Methods and outcomes
We conducted a systematic review and aimed to answer the following clinical question: What are the effects of treatments in people with bronchiectasis but without cystic fibrosis? We searched: Medline, Embase, The Cochrane Library and other important databases up to July 2007 (BMJ Clinical Evidence reviews are updated periodically, please check our website for the most up-to-date version of this review). We included harms alerts from relevant organisations such as the US Food and Drug Administration (FDA) and the UK Medicines and Healthcare products Regulatory Agency (MHRA). We performed a GRADE evaluation of the quality of evidence for interventions.
Results
We found 16 systematic reviews, RCTs, or observational studies that met our inclusion criteria.
Conclusions
In this systematic review we present information relating to the effectiveness and safety of the following interventions: anticholinergic therapy, bronchopulmonary hygiene physical therapy, exercise or physical training, hyperosmolar agents (inhaled), leukotriene receptor antagonists, methyl-xanthines (oral), mucolytics (bromhexine or deoxyribonuclease), prolonged-use antibiotics, beta2 agonists, steroids (inhaled, oral), and surgery.
Key Points
Bronchiectasis is characterised by irreversible widening of medium-sized airways, with inflammation, chronic bacterial infection, and destruction of bronchial walls.

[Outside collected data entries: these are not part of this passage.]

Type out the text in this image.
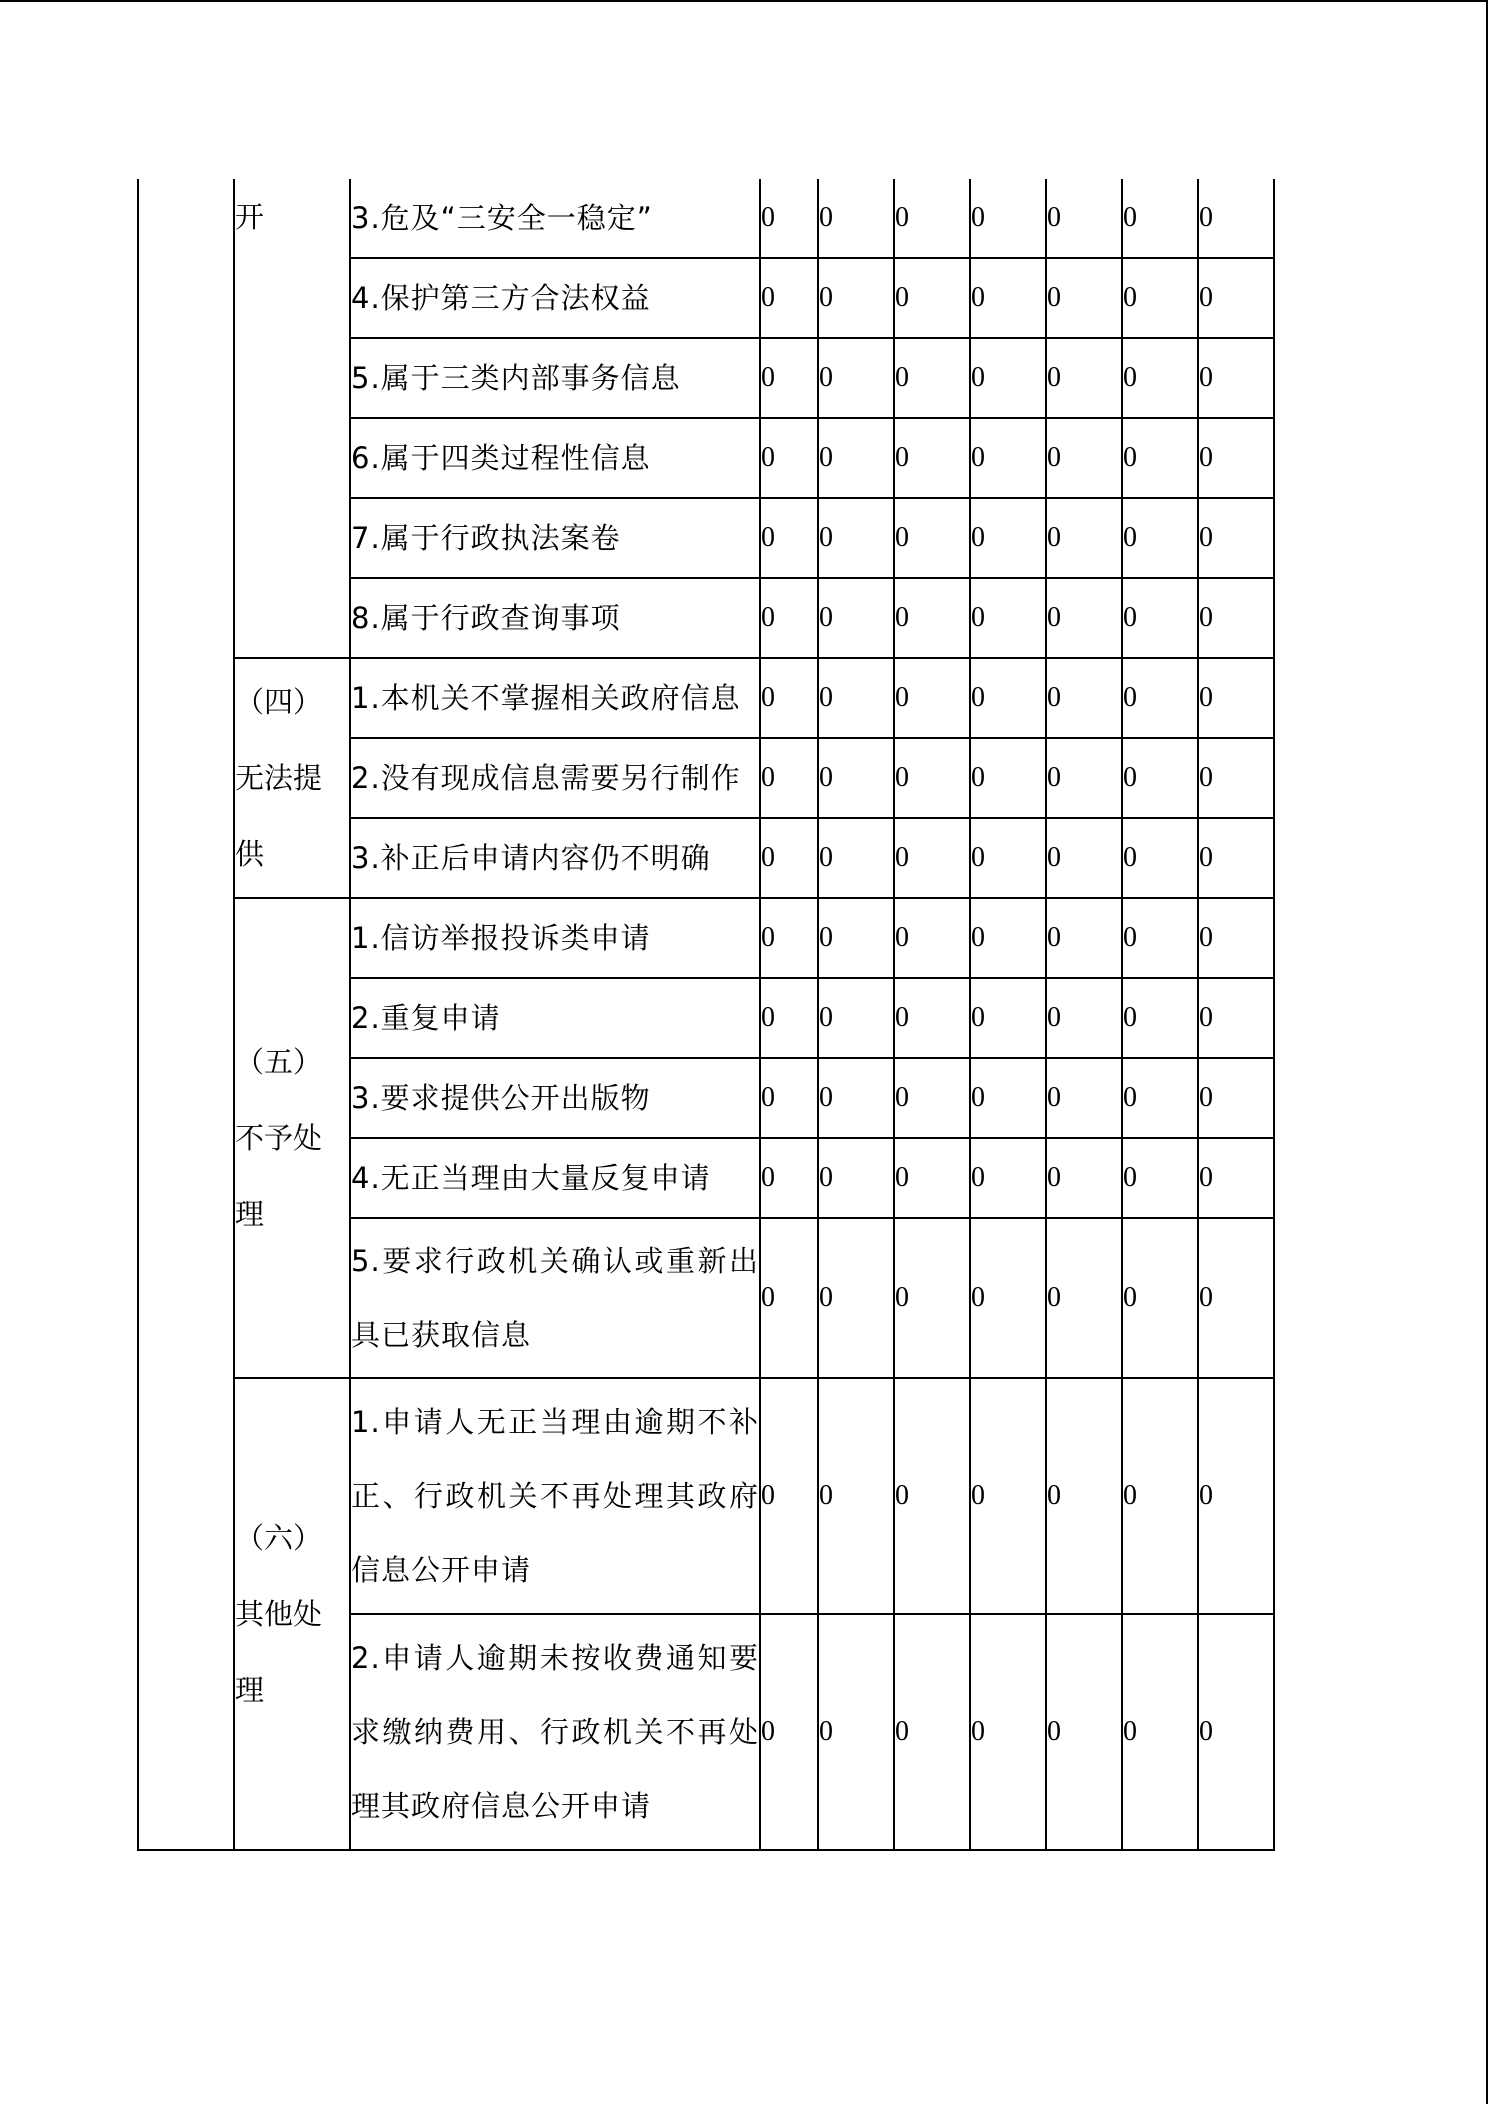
	开	3.危及“三安全一稳定”	0	0	0	0	0	0	0
		4.保护第三方合法权益	0	0	0	0	0	0	0
		5.属于三类内部事务信息	0	0	0	0	0	0	0
		6.属于四类过程性信息	0	0	0	0	0	0	0
		7.属于行政执法案卷	0	0	0	0	0	0	0
		8.属于行政查询事项	0	0	0	0	0	0	0

	（四）
无法提
供	1.本机关不掌握相关政府信息	0	0	0	0	0	0	0
		2.没有现成信息需要另行制作	0	0	0	0	0	0	0
		3.补正后申请内容仍不明确	0	0	0	0	0	0	0

	（五）
不予处
理	1.信访举报投诉类申请	0	0	0	0	0	0	0
		2.重复申请	0	0	0	0	0	0	0
		3.要求提供公开出版物	0	0	0	0	0	0	0
		4.无正当理由大量反复申请	0	0	0	0	0	0	0
		5.要求行政机关确认或重新出具已获取信息	0	0	0	0	0	0	0

	（六）
其他处
理	1.申请人无正当理由逾期不补正、行政机关不再处理其政府信息公开申请	0	0	0	0	0	0	0
		2.申请人逾期未按收费通知要求缴纳费用、行政机关不再处理其政府信息公开申请	0	0	0	0	0	0	0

Bronchiectasis is usually a complication of previous lower respiratory infection, and causes chronic cough and production of copious sputum, which is often purulent. Bronchiectasis may cause signs of COPD. It can also be associated with cystic fibrosis and other congenital disorders, foreign-body inhalation, and other causes of lung damage.
Exercise or inspiratory muscle training may improve quality of life and exercise endurance in people with bronchiectasis but without cystic fibrosis.
We do not know whether bronchopulmonary hygiene physical therapy, mucolytics, inhaled hyperosmolar agents, inhaled corticosteroids, oral corticosteroids, leukotriene receptor antagonists,short-acting beta2 agonists , long-acting beta2 agonists, anticholinergic therapy, or surgery are beneficial, because few studies have been found.
Inhaled corticosteroids may reduce sputum volume compared with placebo, but have not been shown to reduce exacerbations.
Oral methyl-xanthines and surgery are often used in bronchiectasis, but we found no good-quality studies of either treatment.
Surgery is often considered for people with extreme damage to one or two lobes of the lung who are at risk of severe infection or bleeding.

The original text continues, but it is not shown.